Noduli e carcinomi della tiroide sono in costante aumento. Il dato riguarda soprattutto le forme tumorali meno aggressive (istotipo papillare) e i tumori con dimensioni inferiori a 1 centimetro. E’ merito di diagnosi più accurate, insomma, se si riesce a tener testa al diffondersi di questa malattia. Una foto molto interessante in proposito arriva dal primo report dell’Italian Thyroid Cancer Observatory (ITCO), il primo osservatorio italiano sui noduli e sui tumori alla tiroide. Semplificando un po’ quello che ne viene fuori è un quadro traluci e ombre, dove le luci riguardano diagnosi precoce e nuove terapie, mentre le ombre sono legate ad un uso eccessivo di una chirurgia radicale.

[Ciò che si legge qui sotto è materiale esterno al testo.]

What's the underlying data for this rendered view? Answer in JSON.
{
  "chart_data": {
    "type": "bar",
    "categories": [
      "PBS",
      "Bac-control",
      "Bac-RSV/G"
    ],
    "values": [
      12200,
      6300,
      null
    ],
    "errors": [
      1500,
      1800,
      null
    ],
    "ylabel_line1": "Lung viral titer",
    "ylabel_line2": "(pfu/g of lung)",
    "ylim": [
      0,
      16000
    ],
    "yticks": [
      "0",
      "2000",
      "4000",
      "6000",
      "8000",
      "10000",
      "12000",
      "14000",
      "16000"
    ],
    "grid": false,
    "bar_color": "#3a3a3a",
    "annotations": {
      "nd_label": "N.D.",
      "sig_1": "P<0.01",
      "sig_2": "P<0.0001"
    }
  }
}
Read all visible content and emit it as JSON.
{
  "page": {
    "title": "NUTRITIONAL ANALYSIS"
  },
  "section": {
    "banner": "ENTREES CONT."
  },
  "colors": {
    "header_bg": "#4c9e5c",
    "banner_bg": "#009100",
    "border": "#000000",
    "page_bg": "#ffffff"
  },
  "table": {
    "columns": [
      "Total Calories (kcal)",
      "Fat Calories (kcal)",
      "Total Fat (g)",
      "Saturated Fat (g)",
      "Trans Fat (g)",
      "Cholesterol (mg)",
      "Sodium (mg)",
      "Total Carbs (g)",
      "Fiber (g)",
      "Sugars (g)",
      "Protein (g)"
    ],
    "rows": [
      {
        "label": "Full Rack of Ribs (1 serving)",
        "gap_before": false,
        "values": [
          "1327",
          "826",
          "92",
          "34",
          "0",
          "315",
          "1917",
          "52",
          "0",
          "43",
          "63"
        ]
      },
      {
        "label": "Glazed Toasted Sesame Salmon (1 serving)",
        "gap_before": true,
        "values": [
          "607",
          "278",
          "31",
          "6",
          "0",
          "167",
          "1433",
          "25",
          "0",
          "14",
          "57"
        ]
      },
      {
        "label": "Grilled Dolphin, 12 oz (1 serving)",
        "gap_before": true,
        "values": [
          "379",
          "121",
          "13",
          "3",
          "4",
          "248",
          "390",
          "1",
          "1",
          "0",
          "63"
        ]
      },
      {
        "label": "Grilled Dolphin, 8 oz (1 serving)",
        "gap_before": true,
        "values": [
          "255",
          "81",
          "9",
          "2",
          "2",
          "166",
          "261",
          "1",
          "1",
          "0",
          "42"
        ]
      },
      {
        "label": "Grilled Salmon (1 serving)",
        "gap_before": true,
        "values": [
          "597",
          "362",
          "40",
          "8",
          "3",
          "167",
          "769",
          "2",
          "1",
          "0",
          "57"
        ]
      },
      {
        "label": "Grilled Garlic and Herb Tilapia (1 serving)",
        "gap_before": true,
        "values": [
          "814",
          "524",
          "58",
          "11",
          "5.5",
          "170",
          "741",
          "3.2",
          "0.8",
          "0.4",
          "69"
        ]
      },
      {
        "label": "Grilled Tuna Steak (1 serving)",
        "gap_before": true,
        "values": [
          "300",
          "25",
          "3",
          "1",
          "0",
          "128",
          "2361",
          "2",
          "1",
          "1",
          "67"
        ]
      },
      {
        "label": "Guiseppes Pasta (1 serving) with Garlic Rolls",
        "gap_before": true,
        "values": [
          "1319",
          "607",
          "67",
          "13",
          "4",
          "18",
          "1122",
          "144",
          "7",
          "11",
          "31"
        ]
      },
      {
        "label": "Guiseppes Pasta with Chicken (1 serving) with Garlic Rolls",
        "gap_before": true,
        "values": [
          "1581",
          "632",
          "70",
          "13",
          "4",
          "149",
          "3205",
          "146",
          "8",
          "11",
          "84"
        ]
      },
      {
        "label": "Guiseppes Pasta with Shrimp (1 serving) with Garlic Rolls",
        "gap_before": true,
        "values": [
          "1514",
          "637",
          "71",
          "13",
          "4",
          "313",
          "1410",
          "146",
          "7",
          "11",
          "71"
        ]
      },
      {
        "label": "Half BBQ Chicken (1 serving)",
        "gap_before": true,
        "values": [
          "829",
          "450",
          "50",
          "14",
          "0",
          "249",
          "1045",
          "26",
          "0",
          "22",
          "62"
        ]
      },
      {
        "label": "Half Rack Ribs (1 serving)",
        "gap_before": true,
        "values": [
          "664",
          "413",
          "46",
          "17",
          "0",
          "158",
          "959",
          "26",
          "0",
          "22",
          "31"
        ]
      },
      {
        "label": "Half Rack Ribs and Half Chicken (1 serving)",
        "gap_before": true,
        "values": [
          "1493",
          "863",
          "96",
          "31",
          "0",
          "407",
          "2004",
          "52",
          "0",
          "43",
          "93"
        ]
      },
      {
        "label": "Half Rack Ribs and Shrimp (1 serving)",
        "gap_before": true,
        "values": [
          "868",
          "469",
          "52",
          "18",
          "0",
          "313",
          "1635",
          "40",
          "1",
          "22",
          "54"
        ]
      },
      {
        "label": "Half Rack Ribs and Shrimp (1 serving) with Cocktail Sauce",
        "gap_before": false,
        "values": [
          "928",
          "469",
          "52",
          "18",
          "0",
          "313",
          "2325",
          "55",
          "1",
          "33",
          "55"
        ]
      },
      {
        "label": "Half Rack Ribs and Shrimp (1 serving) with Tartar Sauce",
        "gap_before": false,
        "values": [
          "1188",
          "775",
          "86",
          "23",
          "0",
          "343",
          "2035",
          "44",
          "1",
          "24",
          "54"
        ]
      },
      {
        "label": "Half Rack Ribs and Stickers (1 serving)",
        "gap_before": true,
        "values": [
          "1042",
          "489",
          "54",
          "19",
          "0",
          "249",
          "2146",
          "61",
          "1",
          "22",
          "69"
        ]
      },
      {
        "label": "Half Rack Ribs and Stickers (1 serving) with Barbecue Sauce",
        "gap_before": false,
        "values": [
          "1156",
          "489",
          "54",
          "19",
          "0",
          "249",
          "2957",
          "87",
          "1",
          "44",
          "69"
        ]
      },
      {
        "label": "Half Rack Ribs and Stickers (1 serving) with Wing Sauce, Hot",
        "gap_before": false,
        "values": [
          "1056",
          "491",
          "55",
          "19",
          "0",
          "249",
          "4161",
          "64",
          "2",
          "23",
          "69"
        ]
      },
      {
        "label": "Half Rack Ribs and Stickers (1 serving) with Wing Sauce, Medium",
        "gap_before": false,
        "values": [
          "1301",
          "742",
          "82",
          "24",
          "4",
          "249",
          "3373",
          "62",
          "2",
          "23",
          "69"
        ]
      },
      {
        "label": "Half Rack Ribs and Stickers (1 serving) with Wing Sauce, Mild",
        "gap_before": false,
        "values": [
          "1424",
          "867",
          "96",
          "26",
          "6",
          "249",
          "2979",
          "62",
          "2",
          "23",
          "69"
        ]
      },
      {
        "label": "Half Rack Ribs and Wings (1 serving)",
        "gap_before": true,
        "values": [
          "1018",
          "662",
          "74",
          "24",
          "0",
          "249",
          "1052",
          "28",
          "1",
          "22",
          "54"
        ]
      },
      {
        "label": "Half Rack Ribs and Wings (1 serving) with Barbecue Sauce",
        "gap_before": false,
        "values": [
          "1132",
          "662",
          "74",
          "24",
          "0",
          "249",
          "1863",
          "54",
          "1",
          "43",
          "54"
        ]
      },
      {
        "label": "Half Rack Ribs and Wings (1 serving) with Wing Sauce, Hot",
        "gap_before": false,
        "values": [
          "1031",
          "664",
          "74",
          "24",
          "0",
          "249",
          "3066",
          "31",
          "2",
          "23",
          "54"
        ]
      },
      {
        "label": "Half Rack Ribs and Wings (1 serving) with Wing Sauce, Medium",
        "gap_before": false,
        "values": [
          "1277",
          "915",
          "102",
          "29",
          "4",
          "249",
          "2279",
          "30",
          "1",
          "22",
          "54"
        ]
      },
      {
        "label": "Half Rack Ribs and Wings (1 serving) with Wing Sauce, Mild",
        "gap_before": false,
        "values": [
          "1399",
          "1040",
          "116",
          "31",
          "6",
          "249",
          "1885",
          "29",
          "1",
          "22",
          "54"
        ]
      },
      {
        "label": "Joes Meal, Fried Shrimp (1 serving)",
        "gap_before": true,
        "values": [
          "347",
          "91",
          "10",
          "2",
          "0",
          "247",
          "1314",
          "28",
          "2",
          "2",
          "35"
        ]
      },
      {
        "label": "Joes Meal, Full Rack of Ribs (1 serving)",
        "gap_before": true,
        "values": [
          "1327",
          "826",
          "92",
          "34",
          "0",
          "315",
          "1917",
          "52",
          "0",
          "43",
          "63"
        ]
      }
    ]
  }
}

Sebastiano Filetti, Preside della Facoltà di Medicina dell’Università La Sapienza di Roma spiega che «del campione analizzato, nel 98% dei casi i pazienti sono stati sottoposti a rimozione totale della tiroide e solo nel 2% dei casi viene fatta la rimozione della sola parte interessata dal tumore». Come tutto questo possa essere di interesse per la popolazione è presto detto: un intervento radicale, ove non necessario, può peggiorare la qualità di vita del paziente. Ma quali sono i campanelli d’allarme? Il sintomo più comune del tumore della tiroide è un nodulo isolato all’interno della ghiandola, che si sente tra le dita se si tocca il collo in corrispondenza della tiroide. Non tutti i noduli tiroidei mutano in forme di cancro, anzi. Spesso sono il segno di quella che si definisce “iperplasia tiroidea”, ovvero una forma benigna di crescita ghiandolare. Si stima che meno del 5% dei noduli tiroidei nasconda effettivamente un tumore. Va etto che disturbi degli ormoni tiroidei come ipo o ipertiroidismo si manifestano solo nelle forme avanzate della malattia, per fortuna molto rare.
Il prossimo studio dell’ITCO sarà centrato sulla valutazione della qualità di vita dei pazienti affetti e trattati per un tumore della tiroide. Sta infatti per prendere il via uno studio multicentrico, italiano, mirato a valutare se cambia, e come cambia, la qualità della vita dei soggetti sottoposti ad asportazione totale della ghiandola tiroidea e in terapia sostitutiva ormonale, con l’obiettivo di comprendere quale intervento terapeutico sia in grado di ripristinare lo stato pre-operatorio del paziente.